L’obésité, un frein dans la lutte contre les maladies non transmissibles, comme le cancer

Un pas en avant, pour deux en arrière ; c’est un peu le sentiment qui prédomine, à la lecture du rapport de l’Organisation de coopération et de développement économique (OCDE) sur les maladies non transmissibles, comme le cancer, les maladies respiratoires chroniques et cardiovasculaires, ou encore le diabète. On y apprend que la réduction des facteurs de risque, comme la pollution atmosphérique, la consommation d’alcool, le tabagisme, ou la sédentarité, a été anéantie par une forte hausse de l’obésité. Conséquence : ces maladies non transmissibles, qui constituent la première cause de décès dans le monde, continuent de gagner du terrain.

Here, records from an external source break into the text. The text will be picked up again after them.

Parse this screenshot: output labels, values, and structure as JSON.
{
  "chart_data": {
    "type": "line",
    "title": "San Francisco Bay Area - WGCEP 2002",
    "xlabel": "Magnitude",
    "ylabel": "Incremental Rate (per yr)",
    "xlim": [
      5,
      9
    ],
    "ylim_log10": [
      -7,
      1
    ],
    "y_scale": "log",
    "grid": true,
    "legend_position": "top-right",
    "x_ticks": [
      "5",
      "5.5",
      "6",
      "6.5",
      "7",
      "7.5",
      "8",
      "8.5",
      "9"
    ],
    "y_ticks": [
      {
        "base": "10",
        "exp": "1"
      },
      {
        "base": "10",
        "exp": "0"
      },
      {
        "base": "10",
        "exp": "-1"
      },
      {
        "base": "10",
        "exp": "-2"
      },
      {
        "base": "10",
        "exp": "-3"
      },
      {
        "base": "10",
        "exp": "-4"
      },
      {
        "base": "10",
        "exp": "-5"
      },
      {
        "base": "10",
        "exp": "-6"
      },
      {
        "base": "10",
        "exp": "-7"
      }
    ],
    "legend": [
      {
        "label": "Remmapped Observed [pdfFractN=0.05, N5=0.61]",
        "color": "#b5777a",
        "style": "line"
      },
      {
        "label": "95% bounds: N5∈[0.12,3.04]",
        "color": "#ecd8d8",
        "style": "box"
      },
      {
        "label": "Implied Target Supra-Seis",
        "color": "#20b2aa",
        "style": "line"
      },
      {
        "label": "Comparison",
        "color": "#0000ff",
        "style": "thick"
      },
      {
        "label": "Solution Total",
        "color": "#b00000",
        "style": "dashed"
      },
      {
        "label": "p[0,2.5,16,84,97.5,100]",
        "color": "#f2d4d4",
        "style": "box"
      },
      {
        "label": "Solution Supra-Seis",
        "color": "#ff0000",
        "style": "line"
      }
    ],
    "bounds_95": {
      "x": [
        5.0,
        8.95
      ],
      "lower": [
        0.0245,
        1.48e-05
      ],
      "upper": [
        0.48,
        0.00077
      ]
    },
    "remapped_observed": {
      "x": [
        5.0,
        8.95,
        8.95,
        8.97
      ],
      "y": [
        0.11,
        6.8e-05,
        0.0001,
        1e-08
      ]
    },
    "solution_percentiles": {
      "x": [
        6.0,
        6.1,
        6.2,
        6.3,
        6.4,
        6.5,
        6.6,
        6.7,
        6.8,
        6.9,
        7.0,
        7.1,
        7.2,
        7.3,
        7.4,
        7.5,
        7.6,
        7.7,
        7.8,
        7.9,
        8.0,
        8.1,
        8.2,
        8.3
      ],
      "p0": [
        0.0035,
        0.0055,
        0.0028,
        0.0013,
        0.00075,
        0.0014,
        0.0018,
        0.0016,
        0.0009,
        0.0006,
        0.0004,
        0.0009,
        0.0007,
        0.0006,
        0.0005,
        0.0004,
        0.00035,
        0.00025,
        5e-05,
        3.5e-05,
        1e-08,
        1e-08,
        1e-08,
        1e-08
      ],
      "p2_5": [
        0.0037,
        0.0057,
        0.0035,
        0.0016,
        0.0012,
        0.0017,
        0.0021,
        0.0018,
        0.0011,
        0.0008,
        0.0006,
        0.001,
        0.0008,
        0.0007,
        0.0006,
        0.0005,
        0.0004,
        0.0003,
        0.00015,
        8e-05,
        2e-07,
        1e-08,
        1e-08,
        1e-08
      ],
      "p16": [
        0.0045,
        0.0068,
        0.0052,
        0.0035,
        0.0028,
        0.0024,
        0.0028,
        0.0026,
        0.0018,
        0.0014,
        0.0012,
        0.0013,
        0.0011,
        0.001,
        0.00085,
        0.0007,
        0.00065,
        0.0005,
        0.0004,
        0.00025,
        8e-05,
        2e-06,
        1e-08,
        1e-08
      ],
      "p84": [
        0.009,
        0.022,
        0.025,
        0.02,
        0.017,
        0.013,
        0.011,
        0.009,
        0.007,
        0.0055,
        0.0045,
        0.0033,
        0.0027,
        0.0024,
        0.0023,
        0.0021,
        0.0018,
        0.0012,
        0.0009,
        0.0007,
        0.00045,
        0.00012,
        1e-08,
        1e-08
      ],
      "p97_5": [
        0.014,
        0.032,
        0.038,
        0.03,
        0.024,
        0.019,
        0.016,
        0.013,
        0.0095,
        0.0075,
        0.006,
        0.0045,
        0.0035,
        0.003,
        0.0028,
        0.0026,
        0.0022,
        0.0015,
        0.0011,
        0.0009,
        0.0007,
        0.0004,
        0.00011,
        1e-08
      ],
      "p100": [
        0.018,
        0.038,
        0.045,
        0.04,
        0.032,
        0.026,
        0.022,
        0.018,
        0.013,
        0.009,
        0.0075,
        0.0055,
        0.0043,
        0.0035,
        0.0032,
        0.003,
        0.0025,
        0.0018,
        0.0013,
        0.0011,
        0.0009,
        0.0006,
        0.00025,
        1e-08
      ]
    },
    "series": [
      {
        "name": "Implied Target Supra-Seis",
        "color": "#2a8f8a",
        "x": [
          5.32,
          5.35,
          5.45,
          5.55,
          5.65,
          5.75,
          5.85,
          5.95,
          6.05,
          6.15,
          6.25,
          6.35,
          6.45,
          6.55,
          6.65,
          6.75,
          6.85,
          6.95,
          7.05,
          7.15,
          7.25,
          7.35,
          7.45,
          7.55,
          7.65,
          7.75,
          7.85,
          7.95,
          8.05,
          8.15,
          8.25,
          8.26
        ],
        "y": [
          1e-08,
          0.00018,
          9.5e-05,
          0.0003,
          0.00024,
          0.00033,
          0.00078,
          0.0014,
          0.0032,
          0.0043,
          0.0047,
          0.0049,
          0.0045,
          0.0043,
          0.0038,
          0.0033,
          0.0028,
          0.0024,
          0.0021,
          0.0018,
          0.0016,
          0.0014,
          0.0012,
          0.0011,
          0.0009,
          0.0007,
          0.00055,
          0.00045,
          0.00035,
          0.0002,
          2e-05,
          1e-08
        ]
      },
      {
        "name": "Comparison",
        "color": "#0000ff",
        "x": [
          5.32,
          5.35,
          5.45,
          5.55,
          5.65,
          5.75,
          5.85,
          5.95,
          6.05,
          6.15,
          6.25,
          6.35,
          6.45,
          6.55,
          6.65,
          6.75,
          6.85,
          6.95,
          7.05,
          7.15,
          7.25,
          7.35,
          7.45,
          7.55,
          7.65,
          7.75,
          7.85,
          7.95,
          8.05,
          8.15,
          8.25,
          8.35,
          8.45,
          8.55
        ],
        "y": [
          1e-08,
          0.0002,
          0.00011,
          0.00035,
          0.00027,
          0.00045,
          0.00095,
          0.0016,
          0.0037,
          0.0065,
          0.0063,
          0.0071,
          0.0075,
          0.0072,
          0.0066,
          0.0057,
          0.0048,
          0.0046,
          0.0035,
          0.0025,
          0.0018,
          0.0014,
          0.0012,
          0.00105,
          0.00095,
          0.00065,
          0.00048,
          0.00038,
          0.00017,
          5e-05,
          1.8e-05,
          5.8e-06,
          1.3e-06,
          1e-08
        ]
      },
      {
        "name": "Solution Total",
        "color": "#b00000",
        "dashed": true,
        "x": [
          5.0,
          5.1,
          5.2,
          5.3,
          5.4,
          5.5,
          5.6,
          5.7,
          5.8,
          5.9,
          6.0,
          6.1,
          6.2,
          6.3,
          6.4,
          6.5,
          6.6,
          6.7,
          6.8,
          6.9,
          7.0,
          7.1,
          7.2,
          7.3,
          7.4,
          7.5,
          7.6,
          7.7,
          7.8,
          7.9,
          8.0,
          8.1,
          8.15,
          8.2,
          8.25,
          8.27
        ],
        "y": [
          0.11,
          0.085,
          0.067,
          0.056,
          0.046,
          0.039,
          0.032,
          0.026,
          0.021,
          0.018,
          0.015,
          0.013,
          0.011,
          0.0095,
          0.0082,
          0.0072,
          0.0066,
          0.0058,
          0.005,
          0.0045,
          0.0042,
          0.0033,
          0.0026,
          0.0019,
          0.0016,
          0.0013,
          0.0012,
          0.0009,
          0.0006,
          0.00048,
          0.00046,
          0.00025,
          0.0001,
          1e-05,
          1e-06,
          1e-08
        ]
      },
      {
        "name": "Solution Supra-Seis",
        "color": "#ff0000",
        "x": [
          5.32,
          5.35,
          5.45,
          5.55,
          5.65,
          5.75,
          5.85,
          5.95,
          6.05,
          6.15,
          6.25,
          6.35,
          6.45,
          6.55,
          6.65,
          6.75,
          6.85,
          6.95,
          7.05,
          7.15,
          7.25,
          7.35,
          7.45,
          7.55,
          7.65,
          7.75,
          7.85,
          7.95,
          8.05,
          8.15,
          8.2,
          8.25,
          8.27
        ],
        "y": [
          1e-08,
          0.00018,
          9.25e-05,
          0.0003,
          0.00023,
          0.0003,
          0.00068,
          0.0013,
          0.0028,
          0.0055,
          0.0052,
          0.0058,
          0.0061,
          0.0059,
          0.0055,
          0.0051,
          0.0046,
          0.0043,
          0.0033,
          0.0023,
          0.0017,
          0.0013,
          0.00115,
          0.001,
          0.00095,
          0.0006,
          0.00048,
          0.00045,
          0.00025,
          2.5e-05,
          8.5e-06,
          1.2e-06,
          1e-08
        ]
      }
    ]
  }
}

Des maladies qui croissent

Entre 1990 et 2023, selon ce rapport, les prévalences du cancer et de la bronchopneumopathie chronique obstructive (BPCO) ont progressé respectivement de 36% et 49%, au sein des pays de l’OCDE, des pays dits « développés » pour la plupart. Il révèle aussi une hausse de 27% des cas de maladies cardiovasculaires et de 86% de diabètes.

Un coupable dénoncé : l’obésité

Alors, si les progrès de la médecine moderne permettent en partie d’expliquer ces chiffres, le rapport pointe l’obésité du doigt. Selon les auteurs du document, cette pathologie a « complètement annulé l’impact positif des réductions de la pollution atmosphérique, du tabagisme, de la consommation d’alcool et de la sédentarité depuis 2010« , dans « un grand nombre » des 51 pays étudiés par le rapport. Si parmi eux, 43% ont vu diminuer l’incidence des maladies non transmissibles, l’autre partie, soit près de 6 pays sur 10, l’a vue grimper, essentiellement à cause de l’obésité galopante.

Des préconisations

L’obésité se présente, plus que jamais, comme un enjeu majeur de santé publique, en ce début de centenaire. Les rapporteurs préconisent en conclusion de mieux informer les consommateurs, avec un étiquetage nutritionnel, une réglementation de la publicité alimentaire ciblant les enfants, mais aussi une éducation de la population, afin qu’elle fasse des « choix plus sains » en matière d’alimentation.